We report on follow-up observations with XMM-Newton, the FORS2 instrument at the ESO-VLT, and FAST, aiming to characterise the nature of five thermally emitting isolated neutron star (INS) candidates recently discovered from searches in the footprint of the Spectrum Roentgen Gamma (SRG)/eROSITA All-sky Survey. We find that the X-ray spectra are predominantly thermal and can be described by low-absorbed blackbody models with effective temperatures ranging from 50 to 210 eV. In two sources, the spectra also show narrow absorption features at $300 - 400$ eV. Additional non-thermal emission components are not detected in any of the five candidates. The soft X-ray emission, the absence of optical counterparts in four sources, and the consequent large X-ray-to-optical flux ratios $>3000 - 5400$ confirm their INS nature. For the remaining source, eRASSU J144516.0-374428, the available data do not allow a confident exclusion of an active galactic nucleus nature.

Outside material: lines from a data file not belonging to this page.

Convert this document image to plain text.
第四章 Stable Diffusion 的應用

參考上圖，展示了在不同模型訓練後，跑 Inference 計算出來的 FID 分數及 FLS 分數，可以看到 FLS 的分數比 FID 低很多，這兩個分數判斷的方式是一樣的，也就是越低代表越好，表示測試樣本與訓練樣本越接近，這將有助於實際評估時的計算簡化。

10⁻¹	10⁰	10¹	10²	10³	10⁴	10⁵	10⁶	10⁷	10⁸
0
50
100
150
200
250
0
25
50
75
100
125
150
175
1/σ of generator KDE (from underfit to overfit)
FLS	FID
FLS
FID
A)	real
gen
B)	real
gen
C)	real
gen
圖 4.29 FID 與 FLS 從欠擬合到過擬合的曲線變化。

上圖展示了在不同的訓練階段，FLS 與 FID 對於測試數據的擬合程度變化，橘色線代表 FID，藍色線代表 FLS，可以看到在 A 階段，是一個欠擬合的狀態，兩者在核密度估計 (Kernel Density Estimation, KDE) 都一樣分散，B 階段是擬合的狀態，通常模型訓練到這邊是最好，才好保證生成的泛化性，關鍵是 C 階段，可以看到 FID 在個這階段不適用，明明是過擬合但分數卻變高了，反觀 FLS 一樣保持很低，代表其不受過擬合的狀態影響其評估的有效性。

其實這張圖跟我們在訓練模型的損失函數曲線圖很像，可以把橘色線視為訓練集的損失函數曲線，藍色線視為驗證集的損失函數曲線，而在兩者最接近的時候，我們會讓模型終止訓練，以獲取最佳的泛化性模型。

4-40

However, if the source is Galactic, the small inferred X-ray emitting region is reminiscent of a heated pulsar polar cap, possibly pointing to a binary pulsar nature. X-ray timing searches do not detect significant modulations in all candidates, implying pulsed fraction upper limits of 13 - 19% ($0.001-13.5$ Hz). The absence of pulsations in the FAST observations targeting eRASSU J081952.1-131930 and eRASSU J084046.2-115222 excludes periodic magnetospheric emission at 1 - 1.5 GHz with an $8σ$ significance down to 4.08 $μ$Jy and 2.72 $μ$Jy, respectively. The long-term X-ray emission of all sources does not imply significant variability. Additional observations are warranted to establish exact neutron star types. At the same time, the confirmation of the predominantly thermal neutron star nature in four additional sources highlights the power of SRG/eROSITA to complement the Galactic INS population.

Figures (5)

• Figure 1: EPIC-pn spectra and best-fit spectral models of all five candidates. The spectral parameters of the presented fits are listed in Table \ref{['tab_fitres']}.

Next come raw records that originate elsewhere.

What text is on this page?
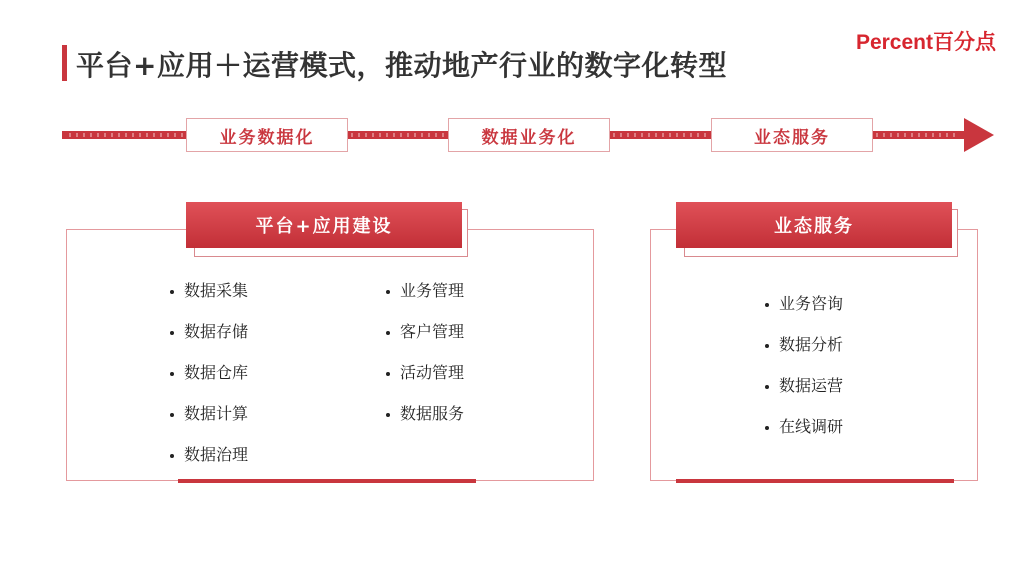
平台+应用＋运营模式，推动地产行业的数字化转型
Percent百分点
业务数据化	数据业务化	业态服务
平台+应用建设
数据采集
数据存储
数据仓库
数据计算
数据治理
业务管理
客户管理
活动管理
数据服务
业态服务
业务咨询
数据分析
数据运营
在线调研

• Figure 2: Power spectra from a $Z^2_1$-search in the $10^{-3}-13.5$ Hz band using the event arrival times from EPIC-pn. The dashed green lines indicate the $1-3\sigma$ significance levels (from lowest to highest).

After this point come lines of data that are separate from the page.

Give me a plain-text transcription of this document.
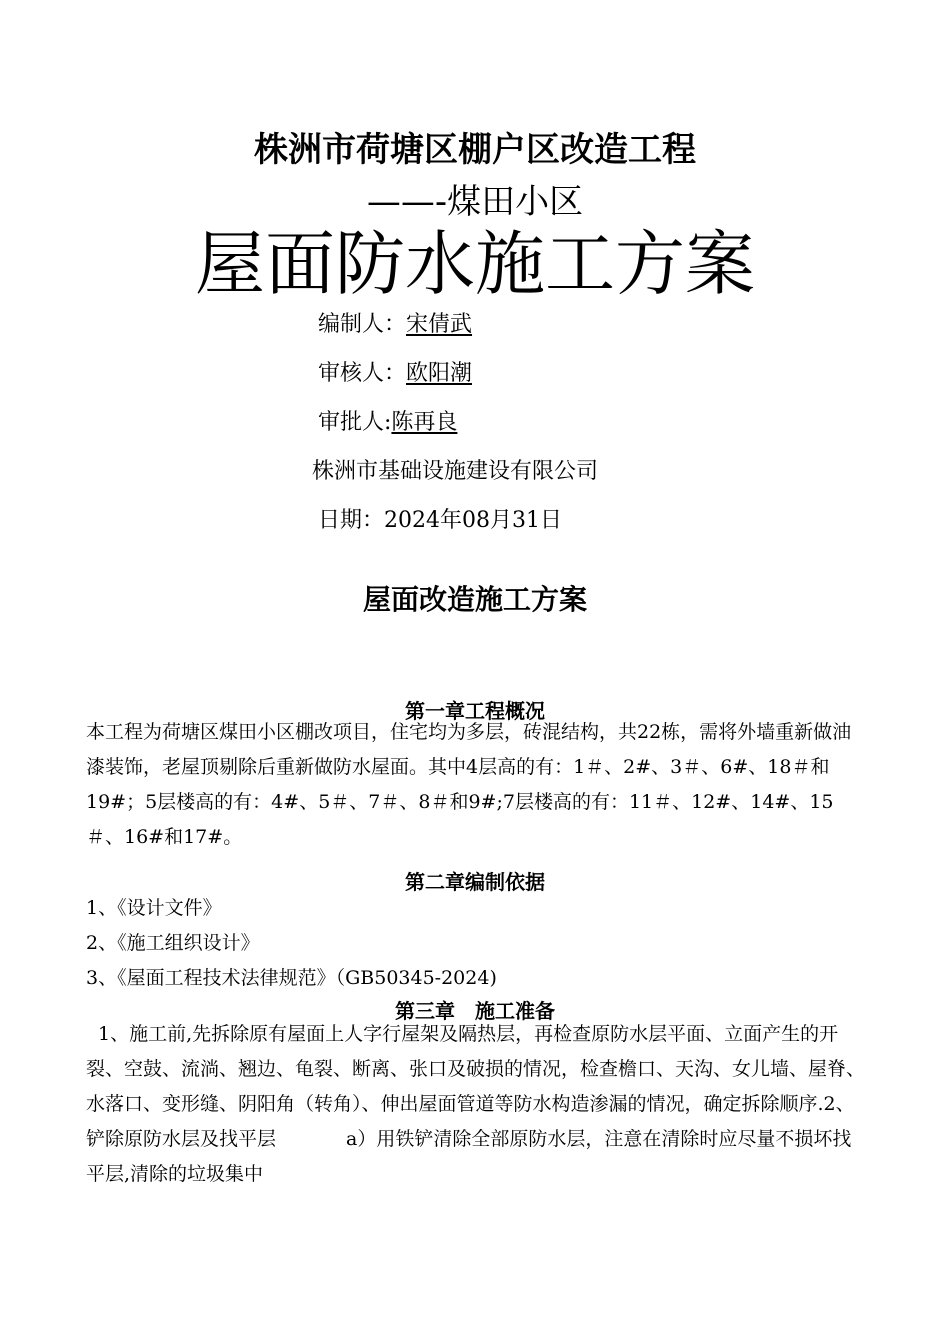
株洲市荷塘区棚户区改造工程
——-煤田小区
屋面防水施工方案
编制人：宋倩武
审核人：欧阳潮
审批人:陈再良
株洲市基础设施建设有限公司
日期：2024年08月31日
屋面改造施工方案
第一章工程概况
本工程为荷塘区煤田小区棚改项目，住宅均为多层，砖混结构，共22栋，需将外墙重新做油漆装饰，老屋顶剔除后重新做防水屋面。其中4层高的有：1＃、2#、3＃、6#、18＃和19#；5层楼高的有：4#、5＃、7＃、8＃和9#;7层楼高的有：11＃、12#、14#、15＃、16#和17#。
第二章编制依据
1、《设计文件》
2、《施工组织设计》
3、《屋面工程技术法律规范》（GB50345-2024)
第三章　施工准备
1、施工前,先拆除原有屋面上人字行屋架及隔热层，再检查原防水层平面、立面产生的开裂、空鼓、流淌、翘边、龟裂、断离、张口及破损的情况，检查檐口、天沟、女儿墙、屋脊、水落口、变形缝、阴阳角（转角）、伸出屋面管道等防水构造渗漏的情况，确定拆除顺序.2、铲除原防水层及找平层	a）用铁铲清除全部原防水层，注意在清除时应尽量不损坏找平层,清除的垃圾集中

• Figure 3: Long-term X-ray light curves in the 0.2 -- 12 keV band, including flux values and $3\sigma$ upper limits from archival X-ray observations and measurements obtained from spectral fitting (green; Table \ref{['tab_fitres']}).
• Figure 4: FORS2 $R\_SPECIAL$ band finding charts of the fields containing the five INS candidates. We indicate the X-ray sky localisation from XMM-Newton (green; 90% confidence region; Table \ref{['tab_pos']}), the X-ray sky position from eROSITA 2024AA...687A.251K, and the nearby field sources identified from a SExtractor run 1996AAS..117..393B. (Bottom right:) X-ray-to-optical flux ratio vs hardness ratio diagram, indicating the five candidates (black markers), the known XDINSs on the western Galactic hemisphere, including the recently discovered candidate eRASSU J131716.9--402647 2024AA...683A.164K, as well as other soft X-ray emitting sources, namely AGNs 2025arXiv250902842S, coronal emitters 2024AA...684A.121F, CVs 2003AA...404..301R2017ApJ...835...64G, low-mass XRBs 2023AA...675A.199A, and high-mass XRBs 2023AA...677A.134N.
• Figure 5: Hardness-ratio diagram presenting the candidates (black), XDINSs including eRASSU J131716.9--402647 (magenta), and prevalent soft X-ray emitting source types such as AGNs (grey), coronal emitters (green), CVs (blue), low-mass XRBs (red), and high-mass XRBs (orange).